Сам не зная почему, Петр Иваныч внезапно ощутил где-то внутри, там, где дыхание, причастность к резкому выздоровлению прораба от неизвестного недомогания со сложным названием, и ему стал приятен такой разговор. Он участливо поинтересовался:
— А это что ж такое за болячка-то, как ты назвал ее… на ноге.
— Псориаз? — нетрезвый Абрам Моисеич сел, видать, на любимого конька и погнал: — Это, Иваныч, такое говно, хуже нет: собирается в бляшки, поверх — чешуя и зудит, бывает, — нет мочи. — Он огорченно перевел дух и в дополнение пояснил, чтобы не осталось сомнений в мученическом происхождении собственного страдания: — Это наша национальная специфика такая, почти у каждого еврея через одного случается на третий, ничего тут не поделать: ни излечить хорошо, ни муку унять от расчеса, ничего!
— А при чем, евреи-то? — удивился Петр Иваныч, заподозрив недоброе. — Ты-то при чем здесь?
— Как при чем? — тоже не понял Охременков. — Я ж Абрам Моисеич натуральный, я ж тебе еще в больничке докладывал, забыл, что ли?
— А-а-а-а… — понятливо протянул Крюков, не понимая радоваться или огорчаться такому открытию, но надежно осознал одно — ни хуже, ни лучше прораб от этого не сделался, потому что за последний жизненный отчет повязавшая их дружбу крепость стала такой ясной и хорошей, что нужды в кровавом разбирательстве больше не было вовсе.

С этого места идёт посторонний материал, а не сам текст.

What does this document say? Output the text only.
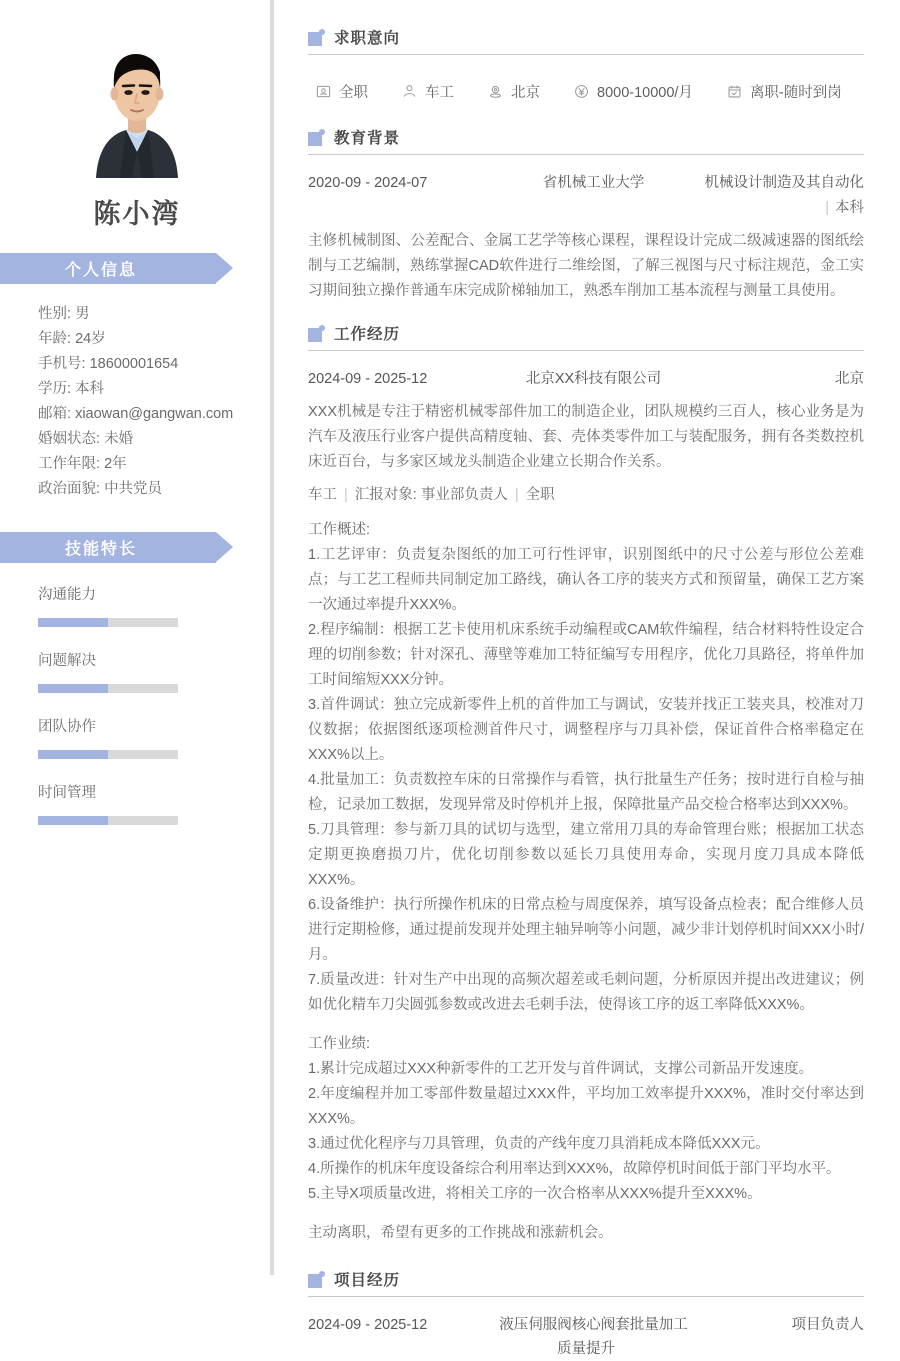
陈小湾
个人信息
性别: 男
年龄: 24岁
手机号: 18600001654
学历: 本科
邮箱: xiaowan@gangwan.com
婚姻状态: 未婚
工作年限: 2年
政治面貌: 中共党员
技能特长
沟通能力
问题解决
团队协作
时间管理
求职意向
全职	车工	北京	8000-10000/月	离职-随时到岗
教育背景
2020-09 - 2024-07	省机械工业大学	机械设计制造及其自动化
| 本科
主修机械制图、公差配合、金属工艺学等核心课程，课程设计完成二级减速器的图纸绘制与工艺编制，熟练掌握CAD软件进行二维绘图，了解三视图与尺寸标注规范，金工实习期间独立操作普通车床完成阶梯轴加工，熟悉车削加工基本流程与测量工具使用。
工作经历
2024-09 - 2025-12	北京XX科技有限公司	北京
XXX机械是专注于精密机械零部件加工的制造企业，团队规模约三百人，核心业务是为汽车及液压行业客户提供高精度轴、套、壳体类零件加工与装配服务，拥有各类数控机床近百台，与多家区域龙头制造企业建立长期合作关系。
车工 | 汇报对象: 事业部负责人 | 全职
工作概述:
1.工艺评审：负责复杂图纸的加工可行性评审，识别图纸中的尺寸公差与形位公差难点；与工艺工程师共同制定加工路线，确认各工序的装夹方式和预留量，确保工艺方案一次通过率提升XXX%。
2.程序编制：根据工艺卡使用机床系统手动编程或CAM软件编程，结合材料特性设定合理的切削参数；针对深孔、薄壁等难加工特征编写专用程序，优化刀具路径，将单件加工时间缩短XXX分钟。
3.首件调试：独立完成新零件上机的首件加工与调试，安装并找正工装夹具，校准对刀仪数据；依据图纸逐项检测首件尺寸，调整程序与刀具补偿，保证首件合格率稳定在XXX%以上。
4.批量加工：负责数控车床的日常操作与看管，执行批量生产任务；按时进行自检与抽检，记录加工数据，发现异常及时停机并上报，保障批量产品交检合格率达到XXX%。
5.刀具管理：参与新刀具的试切与选型，建立常用刀具的寿命管理台账；根据加工状态定期更换磨损刀片，优化切削参数以延长刀具使用寿命，实现月度刀具成本降低XXX%。
6.设备维护：执行所操作机床的日常点检与周度保养，填写设备点检表；配合维修人员进行定期检修，通过提前发现并处理主轴异响等小问题，减少非计划停机时间XXX小时/月。
7.质量改进：针对生产中出现的高频次超差或毛刺问题，分析原因并提出改进建议；例如优化精车刀尖圆弧参数或改进去毛刺手法，使得该工序的返工率降低XXX%。
工作业绩:
1.累计完成超过XXX种新零件的工艺开发与首件调试，支撑公司新品开发速度。
2.年度编程并加工零部件数量超过XXX件，平均加工效率提升XXX%，准时交付率达到XXX%。
3.通过优化程序与刀具管理，负责的产线年度刀具消耗成本降低XXX元。
4.所操作的机床年度设备综合利用率达到XXX%，故障停机时间低于部门平均水平。
5.主导X项质量改进，将相关工序的一次合格率从XXX%提升至XXX%。
主动离职，希望有更多的工作挑战和涨薪机会。
项目经历
2024-09 - 2025-12	液压伺服阀核心阀套批量加工	项目负责人
质量提升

А если учесть, что Зина все еще висела между болезнью и здоровьем, хотя помаленьку и начала возврат в трезвую жизнь, то расовые мелочи чужих меньшинств уже казались Петру Иванычу делом столь малым и так удаленно отстоящим от истинно человеческих нужд, что реакцию вызывали никакую, ранее вовсе для него невозможную — да Бог с ними со всеми…

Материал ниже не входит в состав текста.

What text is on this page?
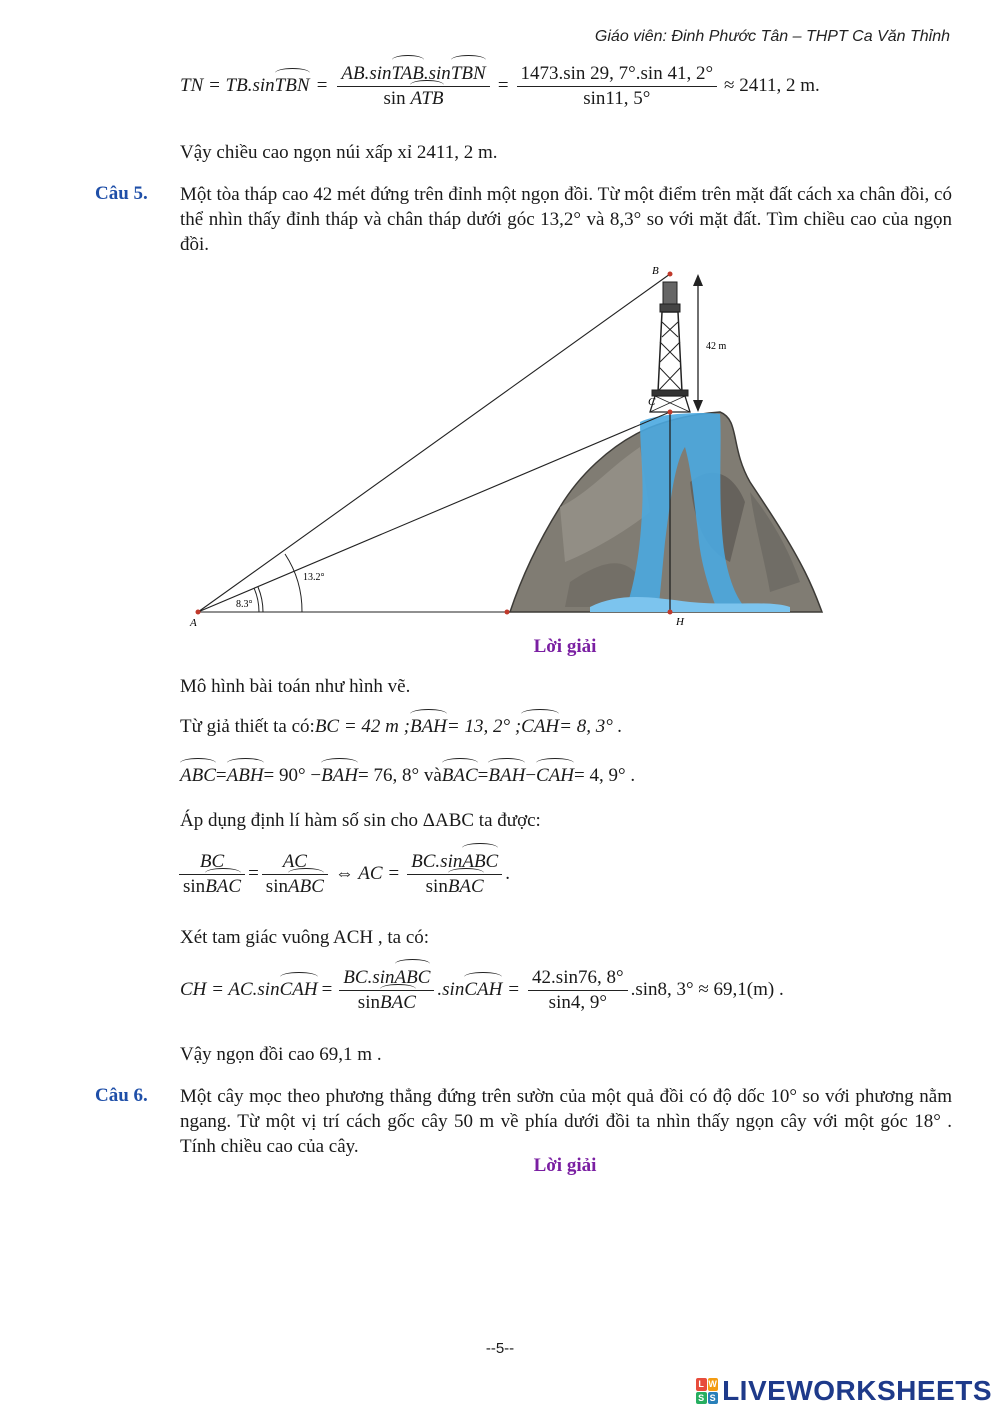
Giáo viên: Đinh Phước Tân – THPT Ca Văn Thỉnh
TN = TB.sin TBN = $\frac{\text{AB.sinTAB.sinTBN}}{\text{sin ATB}} = \frac{1473.\sin 29, 7^\circ.\sin 41, 2^\circ}{\sin 11, 5^\circ} \approx 2411$, 2 m.
Vậy chiều cao ngọn núi xấp xỉ 2411, 2 m.
Câu 5. Một tòa tháp cao 42 mét đứng trên đỉnh một ngọn đồi. Từ một điểm trên mặt đất cách xa chân đồi, có thể nhìn thấy đỉnh tháp và chân tháp dưới góc 13,2° và 8,3° so với mặt đất. Tìm chiều cao của ngọn đồi.
A
B
C
H
42 m
13.2°
8.3°
Lời giải
Mô hình bài toán như hình vẽ.
Từ giả thiết ta có: BC = 42 m ; BAH = 13, 2° ; CAH = 8, 3° .
ABC = ABH = 90° − BAH = 76, 8° và BAC = BAH − CAH = 4, 9° .
Áp dụng định lí hàm số sin cho ΔABC ta được:
$\frac{BC}{\text{sinBAC}} = \frac{AC}{\text{sinABC}}$ ⇔ AC = $\frac{\text{BC.sinABC}}{\text{sinBAC}}$ .
Xét tam giác vuông ACH , ta có:
CH = AC.sin CAH = $\frac{\text{BC.sinABC}}{\text{sinBAC}} .\sin$ CAH = $\frac{42.\sin 76, 8^\circ}{\sin 4, 9^\circ} .\sin 8$, 3° ≈ 69,1(m) .
Vậy ngọn đồi cao 69,1 m .
Câu 6. Một cây mọc theo phương thẳng đứng trên sườn của một quả đồi có độ dốc 10° so với phương nằm ngang. Từ một vị trí cách gốc cây 50 m về phía dưới đồi ta nhìn thấy ngọn cây với một góc 18° . Tính chiều cao của cây.
Lời giải
--5--
L W
S S LIVEWORKSHEETS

Днем Петр Иваныч старался, как умел, помогая Фене в домашних делах. Но оба уже понимали, что с каждым днем хозяйство все плотнее ложится лишь на ее плечи. Там, где раньше помещалась банка с мукой, теперь располагался целлофан с лавровым листом, а место бывшего веника отныне заняла хитрая складная палка со сменными тряпочками для протирки пола. И так дальше, по всем углам и полкам. Клетку из-под Славы Феня, спросив разрешения, перенесла на балкон и сунула там под вытертую клеенку, а кожаные башмаки Петра Иваныча, те, что он последние лет пятнадцать надевал на стройку, окончательно переехали на антресоли над сортиром. Павлик по-прежнему появлялся через день, занимая место подле матери с позднего вечера до утренних часов. С Фенечкой он, как и прежде, был ровен, дружелюбен и благодарен, но не более того, и Петр Иваныч, подмечая к неудовольствию своему отсутствие обещанного продвижения от сыновой стороны к «дочке», переживал за такую оттяжку счастливого исхода судьбы молодых. Фенечка продолжала мучительно искать Павликова внимания к себе, но не получая его в ответ, все равно надежды тайно не теряла. Иногда она плакала, оставшись одна у себя в комнате, когда Павел с книжкой под мышкой, вежливо поздоровавшись с ней, проходил к маме в спальню и не выходил оттуда до самого утреннего ухода домой.